Funnel Fun
I don’t believe in sales funnels.
It isn’t that they don’t exist or that customers no longer suffer requisite discovery steps before making a purchase. I don’t believe in sales funnels because one of marketing’s missions is to eliminate friction, to grease the path to purchase. Eliminating levels in the prototypical sales funnel speeds revenues and early retirement. It turns sales teams into order takers. It makes companies famous.
But it ain’t easy.
For green marketers reading this memo, typical B2B sales funnels have a number of stages where, according to ancient lore, potential buyers fall out. The funnel concept was born in the old days when mass communications were the most common promotional tool. Theory said that you had to cast your lead generation net wide, gathering anything that smelled like a prospect, then toss aside those that failed tests at each narrower neck in the sales funnel. This ate-up most of the time of large and expensive sales teams who managed to misclassify prospects after their three martini lunches.
Life is ever so rosier when you bring pre-qualified leads in at the evaluation phase or lower. I know this because years ago the head of the sales phoned to ask if I would quit promoting the product for a couple of months — his team was overloaded with incoming calls.
Keep in mind marketing can never eliminate all the steps of product discovery that customers endure. Buyers must still discover your product, understand your value proposition, evaluate the product and more before signing a sales contract. Yet marketing can cause two things to happen that seemingly make the first levels of the sales funnel vanish. They can lead prospects through the chain of discovery and bias their purchasing decision. Done well, this delivers pre-qualified leads into the evaluation, trial or purchase phases and greatly shortens or even eliminates sales cycles.
But it ain’t easy.
There are a number of tactics for compressing this conduit. Three of the more reliable ones are:
Partnerships: Establishing strategic partnerships with other products creates a number of biases in the buyer’s mind. The product appears to be endorsed by the partner company, has an aura of assured viability, and makes competing products look more risky.

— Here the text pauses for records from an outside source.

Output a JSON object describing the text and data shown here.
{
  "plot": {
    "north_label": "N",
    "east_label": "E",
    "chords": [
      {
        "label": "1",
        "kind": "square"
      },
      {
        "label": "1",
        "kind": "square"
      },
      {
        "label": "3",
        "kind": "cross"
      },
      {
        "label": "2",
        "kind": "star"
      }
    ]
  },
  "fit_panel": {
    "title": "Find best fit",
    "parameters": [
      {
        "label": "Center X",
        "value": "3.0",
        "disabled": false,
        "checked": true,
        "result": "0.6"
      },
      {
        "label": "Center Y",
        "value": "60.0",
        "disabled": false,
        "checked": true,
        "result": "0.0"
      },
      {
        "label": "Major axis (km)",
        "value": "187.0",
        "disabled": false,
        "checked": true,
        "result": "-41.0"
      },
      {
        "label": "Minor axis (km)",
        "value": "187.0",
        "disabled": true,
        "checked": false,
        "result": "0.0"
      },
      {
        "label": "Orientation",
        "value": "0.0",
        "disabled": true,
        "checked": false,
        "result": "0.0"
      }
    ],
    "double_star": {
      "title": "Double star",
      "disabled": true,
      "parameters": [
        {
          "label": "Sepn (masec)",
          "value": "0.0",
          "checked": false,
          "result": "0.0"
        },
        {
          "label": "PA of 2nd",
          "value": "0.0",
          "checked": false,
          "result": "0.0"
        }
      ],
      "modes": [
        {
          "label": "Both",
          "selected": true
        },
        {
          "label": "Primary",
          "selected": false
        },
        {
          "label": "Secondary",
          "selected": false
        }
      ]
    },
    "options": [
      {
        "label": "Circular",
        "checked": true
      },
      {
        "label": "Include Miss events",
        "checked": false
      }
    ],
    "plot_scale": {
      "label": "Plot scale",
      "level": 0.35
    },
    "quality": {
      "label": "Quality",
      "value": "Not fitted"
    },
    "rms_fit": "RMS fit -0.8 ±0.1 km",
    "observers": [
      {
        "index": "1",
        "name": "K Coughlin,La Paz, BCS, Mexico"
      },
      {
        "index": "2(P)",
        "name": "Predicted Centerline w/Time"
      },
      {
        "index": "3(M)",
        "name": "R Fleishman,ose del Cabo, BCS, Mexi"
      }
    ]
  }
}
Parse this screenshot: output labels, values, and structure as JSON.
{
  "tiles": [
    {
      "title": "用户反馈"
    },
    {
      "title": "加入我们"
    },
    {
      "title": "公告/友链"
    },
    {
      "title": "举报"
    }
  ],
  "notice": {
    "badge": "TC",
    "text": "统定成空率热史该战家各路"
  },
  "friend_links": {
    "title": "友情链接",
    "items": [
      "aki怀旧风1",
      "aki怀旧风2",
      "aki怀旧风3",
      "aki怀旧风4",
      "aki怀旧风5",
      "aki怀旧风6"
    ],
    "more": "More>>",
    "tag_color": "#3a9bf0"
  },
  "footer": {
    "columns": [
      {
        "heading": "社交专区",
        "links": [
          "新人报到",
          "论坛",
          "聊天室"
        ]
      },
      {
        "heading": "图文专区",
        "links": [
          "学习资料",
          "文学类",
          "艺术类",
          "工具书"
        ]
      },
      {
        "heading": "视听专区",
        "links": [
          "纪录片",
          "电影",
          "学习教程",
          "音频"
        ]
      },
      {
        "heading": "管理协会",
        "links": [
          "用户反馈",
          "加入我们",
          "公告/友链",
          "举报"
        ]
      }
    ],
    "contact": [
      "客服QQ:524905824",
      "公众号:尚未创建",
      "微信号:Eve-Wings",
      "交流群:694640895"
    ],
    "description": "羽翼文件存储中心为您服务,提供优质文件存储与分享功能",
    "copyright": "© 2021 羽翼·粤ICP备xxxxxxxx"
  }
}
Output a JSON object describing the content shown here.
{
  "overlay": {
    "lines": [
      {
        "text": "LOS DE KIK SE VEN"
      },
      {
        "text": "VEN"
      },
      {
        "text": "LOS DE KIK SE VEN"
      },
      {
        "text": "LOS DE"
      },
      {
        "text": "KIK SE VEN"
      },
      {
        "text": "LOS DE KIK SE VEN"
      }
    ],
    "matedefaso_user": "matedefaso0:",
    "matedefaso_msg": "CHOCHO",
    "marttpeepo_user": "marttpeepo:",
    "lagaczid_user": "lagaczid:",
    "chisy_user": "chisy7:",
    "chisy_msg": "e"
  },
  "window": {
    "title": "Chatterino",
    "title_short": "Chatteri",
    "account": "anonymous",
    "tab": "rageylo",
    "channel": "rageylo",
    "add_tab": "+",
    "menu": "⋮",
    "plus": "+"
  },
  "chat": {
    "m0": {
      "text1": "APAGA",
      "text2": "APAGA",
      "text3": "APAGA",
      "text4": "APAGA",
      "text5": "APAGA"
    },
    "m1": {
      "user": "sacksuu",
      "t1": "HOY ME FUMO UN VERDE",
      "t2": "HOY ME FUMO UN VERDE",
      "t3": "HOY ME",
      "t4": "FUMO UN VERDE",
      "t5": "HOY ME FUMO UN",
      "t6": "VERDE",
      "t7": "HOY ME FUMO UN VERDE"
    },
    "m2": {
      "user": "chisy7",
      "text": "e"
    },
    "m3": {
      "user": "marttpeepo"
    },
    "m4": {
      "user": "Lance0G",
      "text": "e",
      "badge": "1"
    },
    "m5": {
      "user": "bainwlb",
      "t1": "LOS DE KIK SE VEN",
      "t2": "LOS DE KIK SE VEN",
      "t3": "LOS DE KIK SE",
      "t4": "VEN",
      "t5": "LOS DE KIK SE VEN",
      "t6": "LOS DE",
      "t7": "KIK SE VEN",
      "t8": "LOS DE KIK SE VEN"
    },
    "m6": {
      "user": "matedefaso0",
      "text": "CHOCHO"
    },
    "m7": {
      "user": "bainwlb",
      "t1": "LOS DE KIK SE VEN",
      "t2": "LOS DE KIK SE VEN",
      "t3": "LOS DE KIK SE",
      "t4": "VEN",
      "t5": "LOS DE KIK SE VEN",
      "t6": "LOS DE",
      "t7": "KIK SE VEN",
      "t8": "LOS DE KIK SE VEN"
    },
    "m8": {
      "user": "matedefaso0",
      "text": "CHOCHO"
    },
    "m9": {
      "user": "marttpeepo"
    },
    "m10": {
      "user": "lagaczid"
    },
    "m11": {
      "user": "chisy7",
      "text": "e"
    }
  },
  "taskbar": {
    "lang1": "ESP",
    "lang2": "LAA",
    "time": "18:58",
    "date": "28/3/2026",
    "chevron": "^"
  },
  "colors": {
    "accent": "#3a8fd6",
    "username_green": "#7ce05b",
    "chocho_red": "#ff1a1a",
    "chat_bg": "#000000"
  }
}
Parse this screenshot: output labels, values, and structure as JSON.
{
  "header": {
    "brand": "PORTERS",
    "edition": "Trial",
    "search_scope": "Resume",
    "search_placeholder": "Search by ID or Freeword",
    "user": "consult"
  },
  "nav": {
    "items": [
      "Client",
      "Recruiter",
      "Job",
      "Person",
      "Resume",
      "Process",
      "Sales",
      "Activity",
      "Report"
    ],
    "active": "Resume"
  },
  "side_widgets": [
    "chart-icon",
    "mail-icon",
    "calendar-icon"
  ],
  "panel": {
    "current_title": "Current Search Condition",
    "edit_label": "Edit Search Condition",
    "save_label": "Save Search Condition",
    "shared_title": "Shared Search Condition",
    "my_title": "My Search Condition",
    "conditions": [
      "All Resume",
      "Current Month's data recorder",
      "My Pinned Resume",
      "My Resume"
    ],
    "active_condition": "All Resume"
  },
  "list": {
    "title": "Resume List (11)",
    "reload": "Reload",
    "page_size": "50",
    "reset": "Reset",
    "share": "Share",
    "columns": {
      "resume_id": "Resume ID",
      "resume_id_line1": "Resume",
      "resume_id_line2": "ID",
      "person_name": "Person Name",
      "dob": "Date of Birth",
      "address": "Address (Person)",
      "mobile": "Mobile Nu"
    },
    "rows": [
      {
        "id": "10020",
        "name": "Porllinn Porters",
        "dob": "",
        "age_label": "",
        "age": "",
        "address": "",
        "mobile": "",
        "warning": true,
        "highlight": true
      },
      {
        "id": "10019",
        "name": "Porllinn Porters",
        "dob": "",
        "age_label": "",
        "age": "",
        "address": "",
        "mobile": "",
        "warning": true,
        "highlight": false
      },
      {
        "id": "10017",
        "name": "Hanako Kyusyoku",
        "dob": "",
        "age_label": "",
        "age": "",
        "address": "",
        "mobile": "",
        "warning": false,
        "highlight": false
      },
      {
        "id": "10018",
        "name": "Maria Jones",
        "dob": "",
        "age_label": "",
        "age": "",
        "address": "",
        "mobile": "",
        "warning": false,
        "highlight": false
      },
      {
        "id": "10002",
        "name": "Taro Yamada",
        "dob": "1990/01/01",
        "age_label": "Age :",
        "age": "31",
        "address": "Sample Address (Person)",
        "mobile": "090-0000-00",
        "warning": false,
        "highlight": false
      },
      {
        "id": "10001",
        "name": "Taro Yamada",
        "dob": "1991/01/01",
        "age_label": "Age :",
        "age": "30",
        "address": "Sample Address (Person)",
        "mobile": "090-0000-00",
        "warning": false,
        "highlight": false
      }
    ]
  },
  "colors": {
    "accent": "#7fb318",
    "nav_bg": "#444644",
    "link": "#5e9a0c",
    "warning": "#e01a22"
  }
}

Branding: Creating significant brand awareness that carries a readily understandable value proposition takes prospects quickly to the evaluation phase, and has the wonderful side effect of being ignored by poorly qualified prospects. Keep in mind though that branding is a long game which takes time, money and patience.
Social: Peer reference creates product awareness and the appearance of viability. Social media is a way to generate deep understanding and interest in the product before any sales person is involved. However, like branding, you have to invest over the long term, spending time instead of advertising dollars to make it work.
Biasing buying behavior breaks sales funnels, and you want to break them.